There were also at least 15 DTCs on each of these systems and, as would be expected, all but one were CAN-Bus related. The remaining fault code related to the brake light switch, and it was the only fault code that was not CAN-Bus related.
Brake light switch
Do you remember that the brake lights were on at all times? When the brake light switch was unplugged, the car started and ran perfectly. The source of the problem had been identified in less than 15 minutes, with the proper tools and knowledge of how the control network on this car really works.

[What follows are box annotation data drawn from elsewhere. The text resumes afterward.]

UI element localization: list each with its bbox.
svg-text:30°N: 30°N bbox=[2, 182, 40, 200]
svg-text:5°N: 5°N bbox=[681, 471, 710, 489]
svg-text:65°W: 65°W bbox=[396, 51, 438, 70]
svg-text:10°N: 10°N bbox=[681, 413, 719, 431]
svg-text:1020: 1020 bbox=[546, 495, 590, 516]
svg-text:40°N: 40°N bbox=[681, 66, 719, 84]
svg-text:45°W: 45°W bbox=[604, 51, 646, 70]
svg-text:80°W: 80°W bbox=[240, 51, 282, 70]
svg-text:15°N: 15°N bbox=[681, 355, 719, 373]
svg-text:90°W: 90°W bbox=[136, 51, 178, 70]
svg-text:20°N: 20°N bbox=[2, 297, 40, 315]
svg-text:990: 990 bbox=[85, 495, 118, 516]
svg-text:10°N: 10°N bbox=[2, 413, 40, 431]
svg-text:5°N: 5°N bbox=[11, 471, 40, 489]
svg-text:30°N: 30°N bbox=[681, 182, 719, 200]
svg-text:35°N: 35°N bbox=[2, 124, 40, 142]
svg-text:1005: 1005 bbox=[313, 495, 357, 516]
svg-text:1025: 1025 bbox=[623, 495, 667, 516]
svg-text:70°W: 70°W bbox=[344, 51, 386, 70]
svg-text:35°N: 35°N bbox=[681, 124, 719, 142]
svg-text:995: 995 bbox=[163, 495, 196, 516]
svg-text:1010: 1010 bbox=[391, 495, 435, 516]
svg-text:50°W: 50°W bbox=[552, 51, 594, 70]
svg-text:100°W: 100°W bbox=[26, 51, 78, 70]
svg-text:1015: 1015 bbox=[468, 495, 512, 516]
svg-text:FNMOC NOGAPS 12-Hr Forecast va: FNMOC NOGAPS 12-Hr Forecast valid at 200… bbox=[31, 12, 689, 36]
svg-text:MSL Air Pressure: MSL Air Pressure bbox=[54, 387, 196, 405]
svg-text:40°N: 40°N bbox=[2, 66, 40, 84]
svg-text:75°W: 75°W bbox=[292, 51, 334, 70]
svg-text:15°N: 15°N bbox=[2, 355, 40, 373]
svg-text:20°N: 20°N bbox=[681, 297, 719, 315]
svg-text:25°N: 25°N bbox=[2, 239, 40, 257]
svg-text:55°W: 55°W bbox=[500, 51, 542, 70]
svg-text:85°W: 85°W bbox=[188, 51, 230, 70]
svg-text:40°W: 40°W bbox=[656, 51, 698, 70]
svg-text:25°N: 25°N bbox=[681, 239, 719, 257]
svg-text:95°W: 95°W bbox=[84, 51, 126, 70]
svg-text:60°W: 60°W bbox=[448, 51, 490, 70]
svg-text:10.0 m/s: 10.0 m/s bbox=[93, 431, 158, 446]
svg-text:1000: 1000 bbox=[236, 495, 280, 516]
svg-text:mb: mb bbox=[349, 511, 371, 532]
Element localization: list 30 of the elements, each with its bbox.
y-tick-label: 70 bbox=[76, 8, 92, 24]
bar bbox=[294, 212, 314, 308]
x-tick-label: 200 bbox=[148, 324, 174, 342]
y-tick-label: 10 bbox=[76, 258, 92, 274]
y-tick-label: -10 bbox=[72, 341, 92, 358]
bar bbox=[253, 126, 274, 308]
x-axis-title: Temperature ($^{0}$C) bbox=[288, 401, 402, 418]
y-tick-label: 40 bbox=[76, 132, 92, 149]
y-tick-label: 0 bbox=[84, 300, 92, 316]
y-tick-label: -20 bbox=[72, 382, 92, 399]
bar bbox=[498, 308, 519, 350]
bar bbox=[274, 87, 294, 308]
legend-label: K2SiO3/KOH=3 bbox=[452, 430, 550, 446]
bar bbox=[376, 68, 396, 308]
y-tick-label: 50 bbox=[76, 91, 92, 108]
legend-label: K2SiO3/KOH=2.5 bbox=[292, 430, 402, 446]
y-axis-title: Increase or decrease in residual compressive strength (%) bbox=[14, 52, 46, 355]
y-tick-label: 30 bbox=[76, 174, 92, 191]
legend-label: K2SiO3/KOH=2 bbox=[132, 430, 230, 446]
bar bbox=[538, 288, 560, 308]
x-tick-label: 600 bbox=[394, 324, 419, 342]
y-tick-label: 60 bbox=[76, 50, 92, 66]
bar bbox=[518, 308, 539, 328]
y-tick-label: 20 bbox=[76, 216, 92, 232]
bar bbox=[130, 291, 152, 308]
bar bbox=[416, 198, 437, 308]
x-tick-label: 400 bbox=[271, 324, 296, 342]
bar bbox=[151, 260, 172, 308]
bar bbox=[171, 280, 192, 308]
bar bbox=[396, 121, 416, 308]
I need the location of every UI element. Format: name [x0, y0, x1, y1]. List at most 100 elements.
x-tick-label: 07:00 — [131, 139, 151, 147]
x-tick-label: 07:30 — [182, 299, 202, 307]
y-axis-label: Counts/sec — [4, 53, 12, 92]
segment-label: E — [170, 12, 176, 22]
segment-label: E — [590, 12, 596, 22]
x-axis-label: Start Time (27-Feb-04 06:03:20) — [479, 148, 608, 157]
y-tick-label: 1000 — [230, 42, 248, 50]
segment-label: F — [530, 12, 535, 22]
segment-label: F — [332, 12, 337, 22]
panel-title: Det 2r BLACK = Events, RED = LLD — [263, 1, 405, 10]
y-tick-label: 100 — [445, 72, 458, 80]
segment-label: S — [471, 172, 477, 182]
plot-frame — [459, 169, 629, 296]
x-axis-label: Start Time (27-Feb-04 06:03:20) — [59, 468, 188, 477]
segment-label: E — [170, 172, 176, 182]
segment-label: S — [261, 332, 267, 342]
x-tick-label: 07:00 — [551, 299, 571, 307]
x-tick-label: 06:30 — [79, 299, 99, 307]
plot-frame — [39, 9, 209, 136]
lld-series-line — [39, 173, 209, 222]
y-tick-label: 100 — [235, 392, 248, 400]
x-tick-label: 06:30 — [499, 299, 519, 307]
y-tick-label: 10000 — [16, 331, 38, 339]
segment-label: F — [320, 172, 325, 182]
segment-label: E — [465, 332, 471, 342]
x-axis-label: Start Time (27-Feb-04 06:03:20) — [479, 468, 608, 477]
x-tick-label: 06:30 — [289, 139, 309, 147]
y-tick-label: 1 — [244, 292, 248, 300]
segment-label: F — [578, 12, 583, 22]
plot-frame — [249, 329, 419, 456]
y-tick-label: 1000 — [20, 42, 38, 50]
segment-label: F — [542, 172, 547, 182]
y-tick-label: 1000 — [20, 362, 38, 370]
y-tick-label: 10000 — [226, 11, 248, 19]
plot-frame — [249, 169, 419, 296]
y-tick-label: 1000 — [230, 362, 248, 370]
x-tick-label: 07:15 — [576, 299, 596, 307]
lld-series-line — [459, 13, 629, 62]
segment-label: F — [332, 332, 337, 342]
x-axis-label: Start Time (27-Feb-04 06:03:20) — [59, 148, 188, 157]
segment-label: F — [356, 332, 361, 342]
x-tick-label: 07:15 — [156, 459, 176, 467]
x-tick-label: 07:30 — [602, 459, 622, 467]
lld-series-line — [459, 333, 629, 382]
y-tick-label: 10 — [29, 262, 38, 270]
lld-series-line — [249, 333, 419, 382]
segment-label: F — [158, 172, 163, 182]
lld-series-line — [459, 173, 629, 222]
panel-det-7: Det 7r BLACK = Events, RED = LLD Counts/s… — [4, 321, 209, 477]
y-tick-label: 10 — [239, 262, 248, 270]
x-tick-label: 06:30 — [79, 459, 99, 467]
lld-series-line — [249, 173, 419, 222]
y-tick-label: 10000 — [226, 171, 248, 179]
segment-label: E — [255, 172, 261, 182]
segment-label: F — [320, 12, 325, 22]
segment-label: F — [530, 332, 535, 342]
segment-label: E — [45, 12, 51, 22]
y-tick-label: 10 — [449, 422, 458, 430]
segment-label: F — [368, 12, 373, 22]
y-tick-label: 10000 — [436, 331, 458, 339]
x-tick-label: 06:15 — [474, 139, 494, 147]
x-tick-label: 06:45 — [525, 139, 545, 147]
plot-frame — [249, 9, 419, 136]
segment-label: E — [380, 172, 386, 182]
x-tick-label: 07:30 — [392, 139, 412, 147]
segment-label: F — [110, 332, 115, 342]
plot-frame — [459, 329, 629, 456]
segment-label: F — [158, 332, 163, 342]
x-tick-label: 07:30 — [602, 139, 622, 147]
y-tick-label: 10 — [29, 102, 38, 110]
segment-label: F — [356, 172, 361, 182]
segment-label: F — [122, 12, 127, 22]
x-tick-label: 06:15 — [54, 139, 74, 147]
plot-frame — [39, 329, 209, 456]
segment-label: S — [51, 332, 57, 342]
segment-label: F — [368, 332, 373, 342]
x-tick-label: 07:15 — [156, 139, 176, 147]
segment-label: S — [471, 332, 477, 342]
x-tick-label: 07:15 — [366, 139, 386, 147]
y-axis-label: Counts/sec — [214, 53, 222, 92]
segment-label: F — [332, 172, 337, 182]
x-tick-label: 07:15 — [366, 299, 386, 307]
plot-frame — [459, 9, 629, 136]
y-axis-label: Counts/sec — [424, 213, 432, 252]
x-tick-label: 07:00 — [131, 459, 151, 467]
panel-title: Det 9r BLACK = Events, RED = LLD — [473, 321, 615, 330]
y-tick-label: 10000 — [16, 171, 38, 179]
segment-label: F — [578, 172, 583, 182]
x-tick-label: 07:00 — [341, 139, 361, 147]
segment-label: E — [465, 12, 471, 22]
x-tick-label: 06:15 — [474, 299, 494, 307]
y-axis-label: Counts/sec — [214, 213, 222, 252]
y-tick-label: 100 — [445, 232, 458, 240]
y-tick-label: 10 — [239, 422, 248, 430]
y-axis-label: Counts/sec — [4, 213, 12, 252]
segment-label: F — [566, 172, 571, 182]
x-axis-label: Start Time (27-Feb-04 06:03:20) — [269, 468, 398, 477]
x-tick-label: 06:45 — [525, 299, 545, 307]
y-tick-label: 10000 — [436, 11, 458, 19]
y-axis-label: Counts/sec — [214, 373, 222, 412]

While the breakout box wasn’t essential in solving this problem, it did provide a bit more information, and it confirmed the nature of the issue. The problem could’ve been sorted without a breakout box, by using the scan tool to look at the airbag system, clearing those codes and then checking the other networks as they would have come back to life.
Now the question you should also be asking is: ‘How could a faulty brake light switch bring the entire car to a stand-still?’ The initial fault was reported and caused a cascading series of discrepancies in the
network that created more faults, relating to the CAN-Bus network. These new faults caused even more faults.
The faults accumulated in the system until it became paralysed and simply switched itself off, either incapable of resolving too many conflicting messages, or believing that some serious problem existed that might cause damage to the car.